The fact that Chase wants to cultivate a feeling of safety, warmth and familiarity is also evident in the new location in Kansas City (which is located right next to an existing US Bank branch). In the middle of the otherwise rather austere business there is a sign with “pets we love”. Customers can stick a note on it with information about their pet (there are four, but one is a stone).

Chase says it hopes the locations will be profitable within four years, but in many cases this will happen sooner. For a brand new location, the crowd in South Kansas City this afternoon isn’t bad. Due to the sensitivity of banking matters, most customers do not want to give their names, but in the parking lot they say that they are coming, for example, for a conversation about investing, to pay a credit card bill or to inquire about loans for their business.

A man who arrives in a pickup truck and introduces himself as Pat specifically complains about how annoying it is to do everything online. Nate Loontjer (46) is one of the few visitors who wants to give his name („very Dutch“, he mentions that last name). He is enthusiastic about the new location. “When I saw that this was being built I thought: cool,” he says next to his Corvette.

He is already a Chase customer, but now doesn’t have to drive as far to withdraw money – in the US you often have to pay to withdraw money at a bank where you are not a customer. Although the use of cash is also declining in the US, it is still much more widespread than in large parts of Western Europe.

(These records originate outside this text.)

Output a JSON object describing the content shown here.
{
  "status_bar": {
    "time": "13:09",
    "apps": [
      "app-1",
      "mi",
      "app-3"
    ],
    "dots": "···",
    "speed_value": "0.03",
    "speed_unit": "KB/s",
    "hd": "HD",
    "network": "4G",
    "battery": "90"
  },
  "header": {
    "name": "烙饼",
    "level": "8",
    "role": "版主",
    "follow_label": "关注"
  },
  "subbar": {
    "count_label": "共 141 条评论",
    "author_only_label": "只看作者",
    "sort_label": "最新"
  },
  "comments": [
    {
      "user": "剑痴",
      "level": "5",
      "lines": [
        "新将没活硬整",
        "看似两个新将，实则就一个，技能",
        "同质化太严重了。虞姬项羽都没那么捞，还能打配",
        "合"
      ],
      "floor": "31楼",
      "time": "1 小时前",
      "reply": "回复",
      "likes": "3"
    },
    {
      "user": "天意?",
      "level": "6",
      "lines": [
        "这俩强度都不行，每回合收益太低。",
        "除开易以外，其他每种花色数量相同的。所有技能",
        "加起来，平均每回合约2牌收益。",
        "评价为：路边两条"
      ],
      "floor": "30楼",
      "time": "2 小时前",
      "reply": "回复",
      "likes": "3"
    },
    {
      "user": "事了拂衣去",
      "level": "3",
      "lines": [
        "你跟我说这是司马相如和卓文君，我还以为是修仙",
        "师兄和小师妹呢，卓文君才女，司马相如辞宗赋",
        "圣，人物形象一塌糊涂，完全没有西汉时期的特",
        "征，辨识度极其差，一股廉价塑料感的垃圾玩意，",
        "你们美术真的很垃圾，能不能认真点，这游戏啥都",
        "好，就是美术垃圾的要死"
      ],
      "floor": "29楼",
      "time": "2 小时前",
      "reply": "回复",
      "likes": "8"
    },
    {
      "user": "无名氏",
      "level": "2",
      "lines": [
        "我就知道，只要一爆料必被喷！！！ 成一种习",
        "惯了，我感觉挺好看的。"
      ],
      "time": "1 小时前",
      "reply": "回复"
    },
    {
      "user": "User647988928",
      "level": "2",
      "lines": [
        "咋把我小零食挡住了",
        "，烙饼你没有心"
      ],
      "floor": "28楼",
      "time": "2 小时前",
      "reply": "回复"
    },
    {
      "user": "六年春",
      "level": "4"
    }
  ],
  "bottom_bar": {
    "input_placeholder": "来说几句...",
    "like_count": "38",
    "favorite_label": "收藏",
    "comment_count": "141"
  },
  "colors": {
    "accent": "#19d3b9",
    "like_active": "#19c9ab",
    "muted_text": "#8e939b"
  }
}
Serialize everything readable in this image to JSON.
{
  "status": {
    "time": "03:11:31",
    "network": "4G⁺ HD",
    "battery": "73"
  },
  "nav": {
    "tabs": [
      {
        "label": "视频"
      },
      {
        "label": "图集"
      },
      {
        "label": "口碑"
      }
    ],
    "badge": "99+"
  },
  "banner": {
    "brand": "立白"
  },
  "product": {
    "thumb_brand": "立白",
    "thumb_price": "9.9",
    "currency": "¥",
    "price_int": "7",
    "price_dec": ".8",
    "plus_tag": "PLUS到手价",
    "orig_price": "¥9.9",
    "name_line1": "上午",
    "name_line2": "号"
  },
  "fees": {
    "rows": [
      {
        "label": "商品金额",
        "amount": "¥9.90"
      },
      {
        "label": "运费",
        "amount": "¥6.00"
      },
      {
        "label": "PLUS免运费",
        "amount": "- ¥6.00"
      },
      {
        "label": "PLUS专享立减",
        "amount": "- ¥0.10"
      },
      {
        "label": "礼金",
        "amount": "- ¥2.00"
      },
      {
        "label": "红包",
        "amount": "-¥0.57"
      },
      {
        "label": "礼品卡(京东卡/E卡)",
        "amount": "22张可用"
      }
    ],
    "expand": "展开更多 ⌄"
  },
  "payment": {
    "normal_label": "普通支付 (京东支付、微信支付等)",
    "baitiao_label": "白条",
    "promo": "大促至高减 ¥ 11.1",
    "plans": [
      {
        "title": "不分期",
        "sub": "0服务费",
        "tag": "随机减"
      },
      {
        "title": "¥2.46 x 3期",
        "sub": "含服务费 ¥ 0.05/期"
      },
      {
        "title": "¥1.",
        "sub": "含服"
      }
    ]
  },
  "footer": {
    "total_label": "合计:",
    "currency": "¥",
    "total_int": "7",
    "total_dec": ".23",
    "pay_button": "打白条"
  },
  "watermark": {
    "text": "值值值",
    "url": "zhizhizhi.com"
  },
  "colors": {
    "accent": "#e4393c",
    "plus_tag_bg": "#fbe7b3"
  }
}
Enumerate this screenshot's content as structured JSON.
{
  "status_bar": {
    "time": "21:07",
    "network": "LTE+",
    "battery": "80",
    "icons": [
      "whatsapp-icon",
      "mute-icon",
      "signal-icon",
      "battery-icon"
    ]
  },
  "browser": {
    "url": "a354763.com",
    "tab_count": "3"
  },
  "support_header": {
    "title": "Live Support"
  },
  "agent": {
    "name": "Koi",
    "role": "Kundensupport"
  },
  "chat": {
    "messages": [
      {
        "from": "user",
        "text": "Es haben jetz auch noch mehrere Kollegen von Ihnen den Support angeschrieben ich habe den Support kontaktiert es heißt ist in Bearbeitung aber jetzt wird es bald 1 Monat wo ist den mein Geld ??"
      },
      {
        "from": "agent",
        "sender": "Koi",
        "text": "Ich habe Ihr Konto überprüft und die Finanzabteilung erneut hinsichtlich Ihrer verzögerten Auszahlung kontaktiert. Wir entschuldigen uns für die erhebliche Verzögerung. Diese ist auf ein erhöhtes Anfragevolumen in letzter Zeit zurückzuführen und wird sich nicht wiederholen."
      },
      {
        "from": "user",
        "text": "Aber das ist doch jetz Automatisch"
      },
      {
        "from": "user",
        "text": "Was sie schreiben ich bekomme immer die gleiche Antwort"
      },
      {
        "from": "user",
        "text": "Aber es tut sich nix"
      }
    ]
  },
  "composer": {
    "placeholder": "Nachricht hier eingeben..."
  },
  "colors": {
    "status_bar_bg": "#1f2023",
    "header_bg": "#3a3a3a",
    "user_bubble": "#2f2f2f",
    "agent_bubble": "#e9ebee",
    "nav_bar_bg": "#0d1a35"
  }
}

Competition and optimization

Why does the US differ from many other Western countries, where bank branches are slowly disappearing from the streets? One of the reasons seems to be that the US has many more diverse banks – there are more than 2,000 of them, including many local ones – and they therefore have to fight more for customers. But Accenture’s Abbott also warns against making the difference between the US and, for example, Europe too great. Ultimately, the number of banks in America also fell by about a quarter over the past decade.

“What is happening now also has to do with optimization. For example, a bank may have too many locations in the New York region and branches there are closing.” But there are many places where banks still see room for growth, for example because they have little market share or the population is growing – and then opening a location can work well.

The next Chase in the region will soon open, a branch in southern Lawrence, a town not far from Kansas City – the vacancies can already be found online. There are already three other bank branches within a radius of one kilometer.